Is there any way to extend the domain of this function through analytic continuation?

Question

$\prod_{k=2}^x \log k=F(x)$ It looks a lot like the gamma function (a sort of logarithmic factorial), and I wonder if it can be similarly expressed as an integral or something.

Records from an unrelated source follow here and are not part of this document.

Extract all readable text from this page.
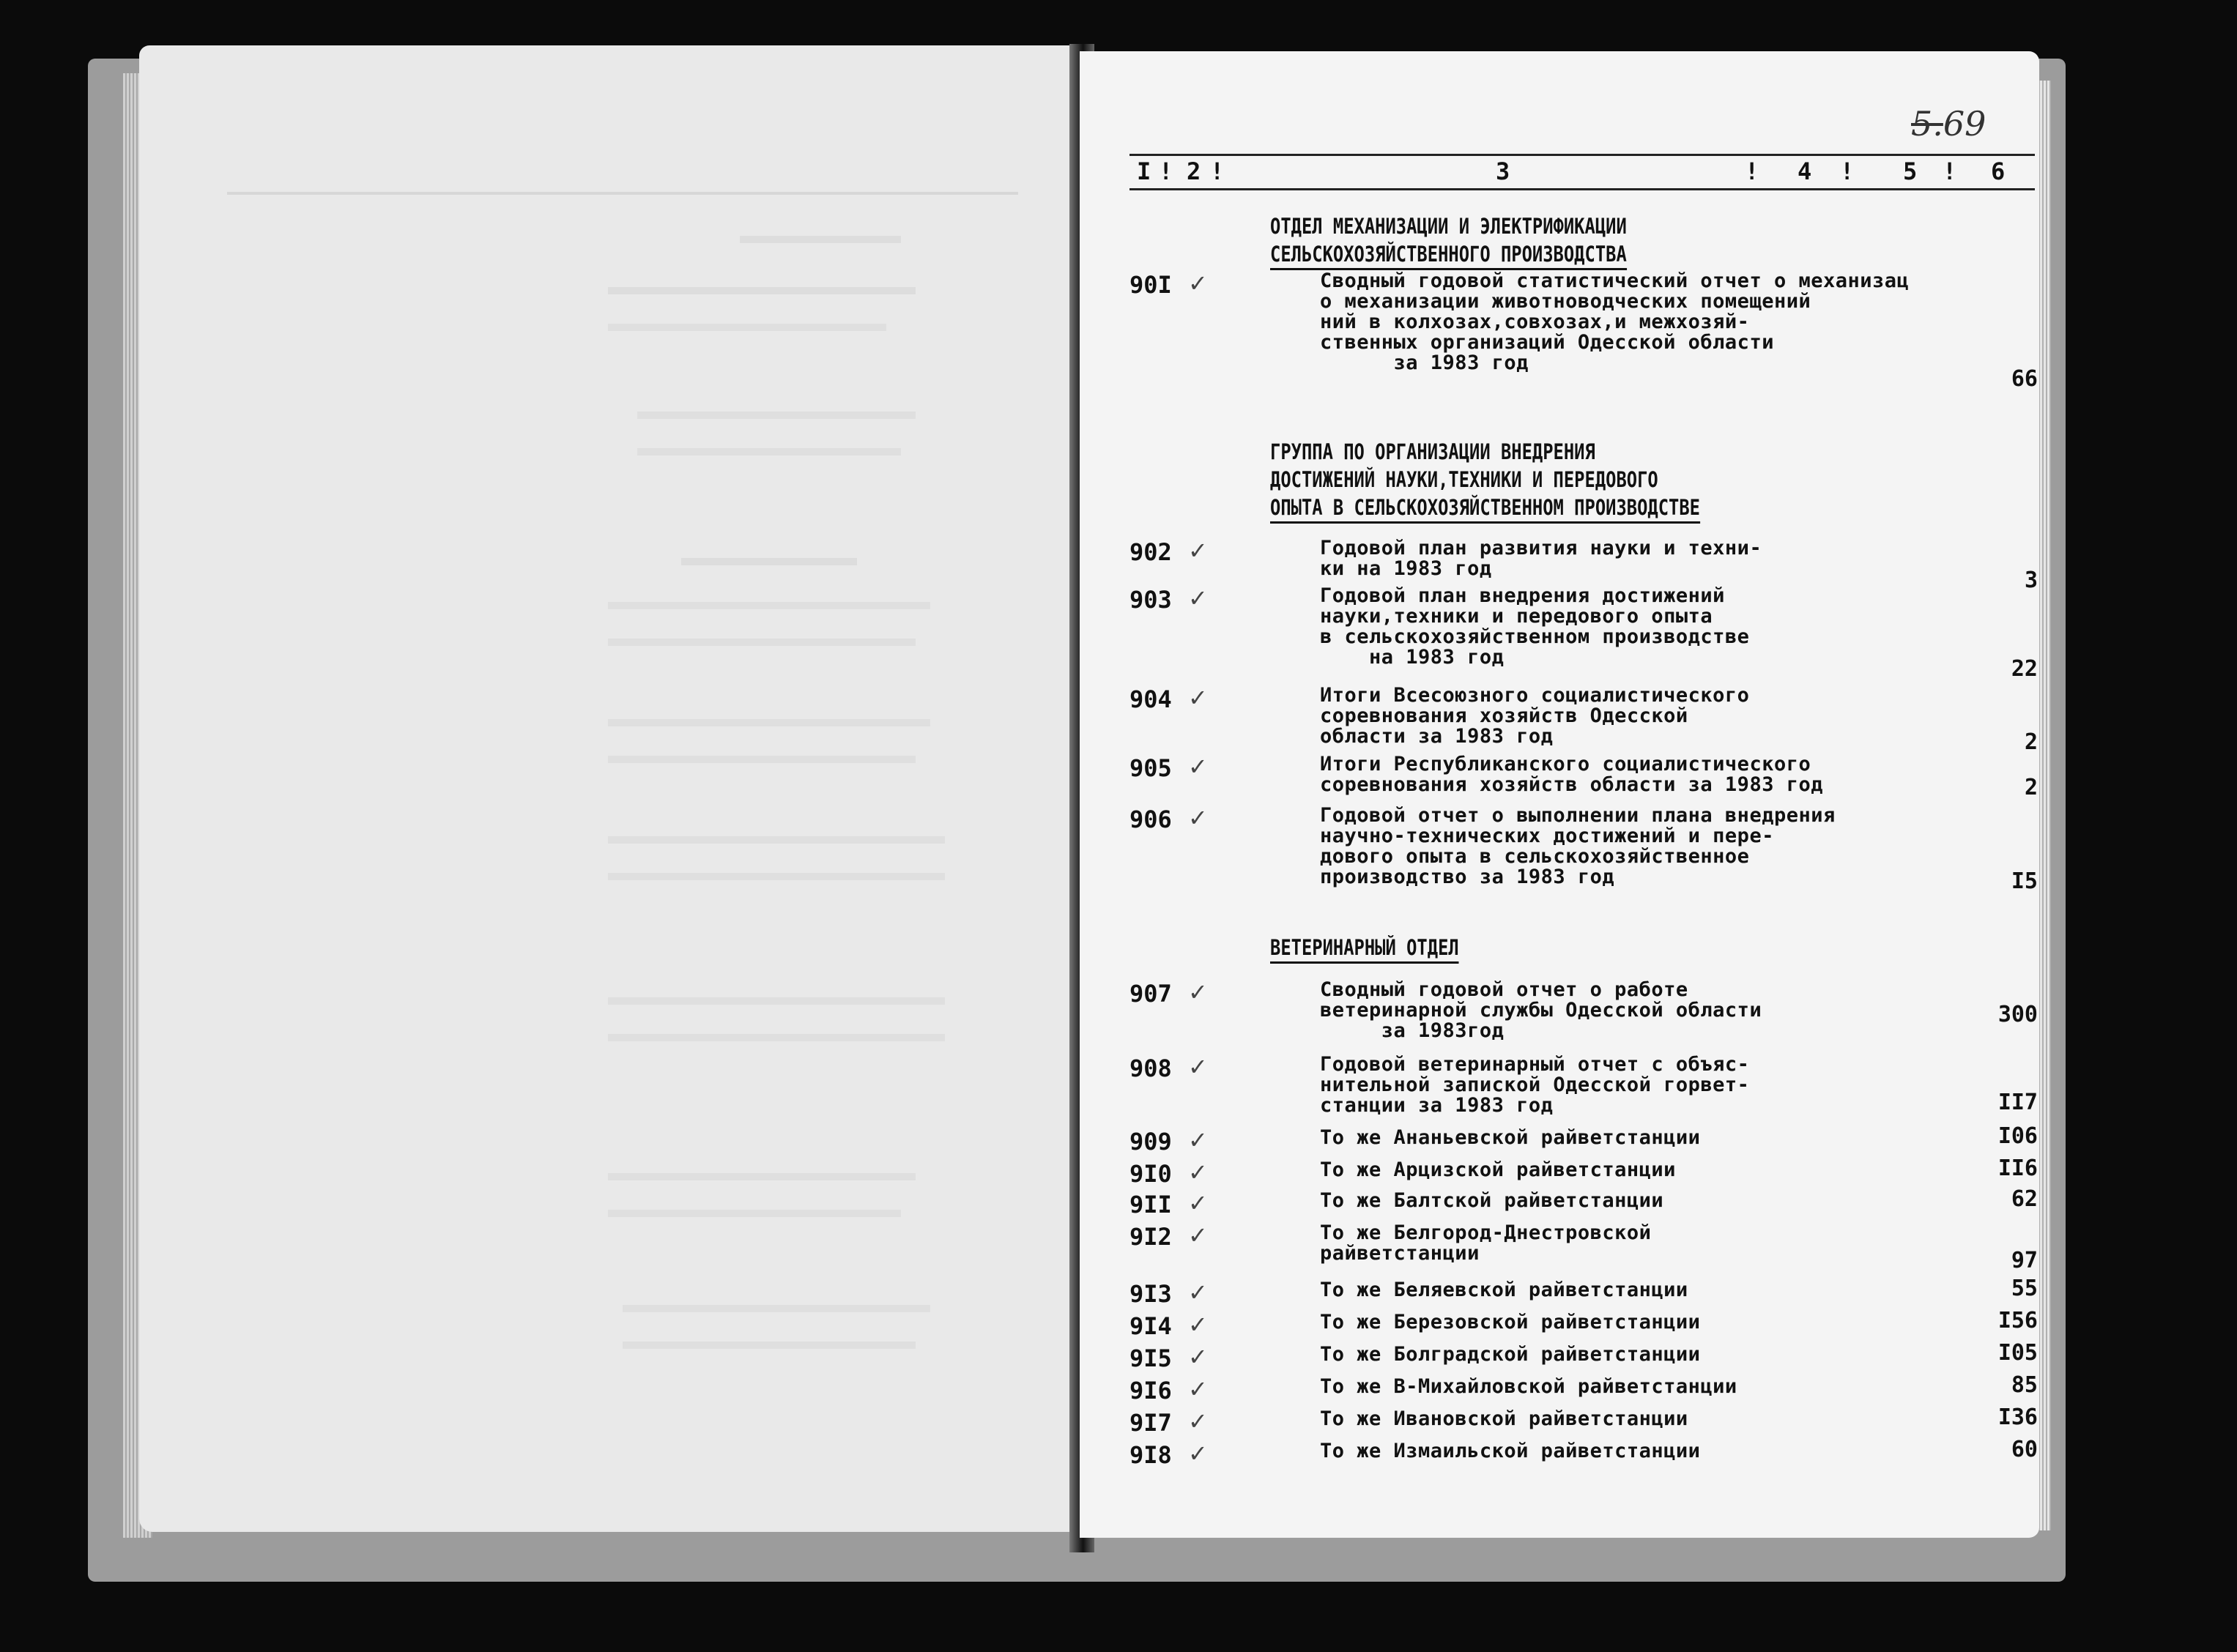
5.69
I ! 2 !	3	! 4 ! 5 ! 6
ОТДЕЛ МЕХАНИЗАЦИИ И ЭЛЕКТРИФИКАЦИИ
СЕЛЬСКОХОЗЯЙСТВЕННОГО ПРОИЗВОДСТВА
ГРУППА ПО ОРГАНИЗАЦИИ ВНЕДРЕНИЯ
ДОСТИЖЕНИЙ НАУКИ,ТЕХНИКИ И ПЕРЕДОВОГО
ОПЫТА В СЕЛЬСКОХОЗЯЙСТВЕННОМ ПРОИЗВОДСТВЕ
ВЕТЕРИНАРНЫЙ ОТДЕЛ
90I ✓	Сводный годовой статистический отчет о механизац
о механизации животноводческих помещений
ний в колхозах,совхозах,и межхозяй-
ственных организаций Одесской области
за 1983 год
66
902 ✓	Годовой план развития науки и техни-
ки на 1983 год	3
903 ✓	Годовой план внедрения достижений
науки,техники и передового опыта
в сельскохозяйственном производстве
на 1983 год	22
904 ✓	Итоги Всесоюзного социалистического
соревнования хозяйств Одесской
области за 1983 год	2
905 ✓	Итоги Республиканского социалистического
соревнования хозяйств области за 1983 год	2
906 ✓	Годовой отчет о выполнении плана внедрения
научно-технических достижений и пере-
дового опыта в сельскохозяйственное
производство за 1983 год	I5
907 ✓	Сводный годовой отчет о работе
ветеринарной службы Одесской области
за 1983год
300
908 ✓	Годовой ветеринарный отчет с объяс-
нительной запиской Одесской горвет-
станции за 1983 год	II7
909 ✓	То же Ананьевской райветстанции	I06
9I0 ✓	То же Арцизской райветстанции	II6
9II ✓	То же Балтской райветстанции	62
9I2 ✓	То же Белгород-Днестровской
райветстанции	97
9I3 ✓	То же Беляевской райветстанции	55
9I4 ✓	То же Березовской райветстанции	I56
9I5 ✓	То же Болградской райветстанции	I05
9I6 ✓	То же В-Михайловской райветстанции	85
9I7 ✓	То же Ивановской райветстанции	I36
9I8 ✓	То же Измаильской райветстанции	60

Any ideas?

Answer 1

Taking log and using Abel summation formula we have$$\log\left(\prod_{k=2}^{x}\log\left(k\right)\right)=\sum_{k=2}^{x}\log\left(\log\left(k\right)\right)=\left(x-1\right)\log\left(\log\left(x\right)\right)-\int_{2}^{x}\frac{\left[t\right]-1}{t\log\left(t\right)}dt=\left(x-1\right)\log\left(\log\left(x\right)\right)-\int_{2}^{x}\frac{\left[t\right]}{t\log\left(t\right)}dt+\log\left(\log\left(x\right)\right)-\log\left(\log\left(2\right)\right)=$$ $$=x\log\left(\log\left(x\right)\right)-\int_{2}^{x}\frac{\left[t\right]}{t\log\left(t\right)}dt-\log\left(\log\left(2\right)\right)$$ where $\left[t\right]$ is the integer part of $t$ . Now if we use $\left[t\right]=t-\left\{ t\right\} $ where $0\leq\left\{ t\right\} <1$ is the fractional part of $t$ we have $$\sum_{k=2}^{x}\log\left(\log\left(k\right)\right)=x\log\left(\log\left(x\right)\right)-\log\left(\log\left(2\right)\right)-\int_{2}^{x}\frac{1}{\log\left(t\right)}dt+\int_{2}^{x}\frac{\left\{ t\right\} }{t\log\left(t\right)}dt$$ now we can bound$$\int_{2}^{x}\frac{\left\{ t\right\} }{t\log\left(t\right)}dt\leq\int_{2}^{x}\frac{1}{t\log\left(t\right)}dt=O\left(\log\left(\log\left(x\right)\right)\right)$$ so$$\sum_{k=2}^{x}\log\left(\log\left(k\right)\right)=x\log\left(\log\left(x\right)\right)-\textrm{Li}\left(x\right)+O\left(\log\left(\log\left(x\right)\right)\right)$$ where $$\textrm{Li}\left(x\right)=\int_{2}^{x}\frac{1}{\log\left(t\right)}dt$$ is the logarithmic integral. Hence$$\prod_{k=2}^{x}\log\left(k\right)=e^{x\log\left(\log\left(x\right)\right)-\textrm{Li}\left(x\right)+O\left(\log\left(\log\left(x\right)\right)\right)}.$$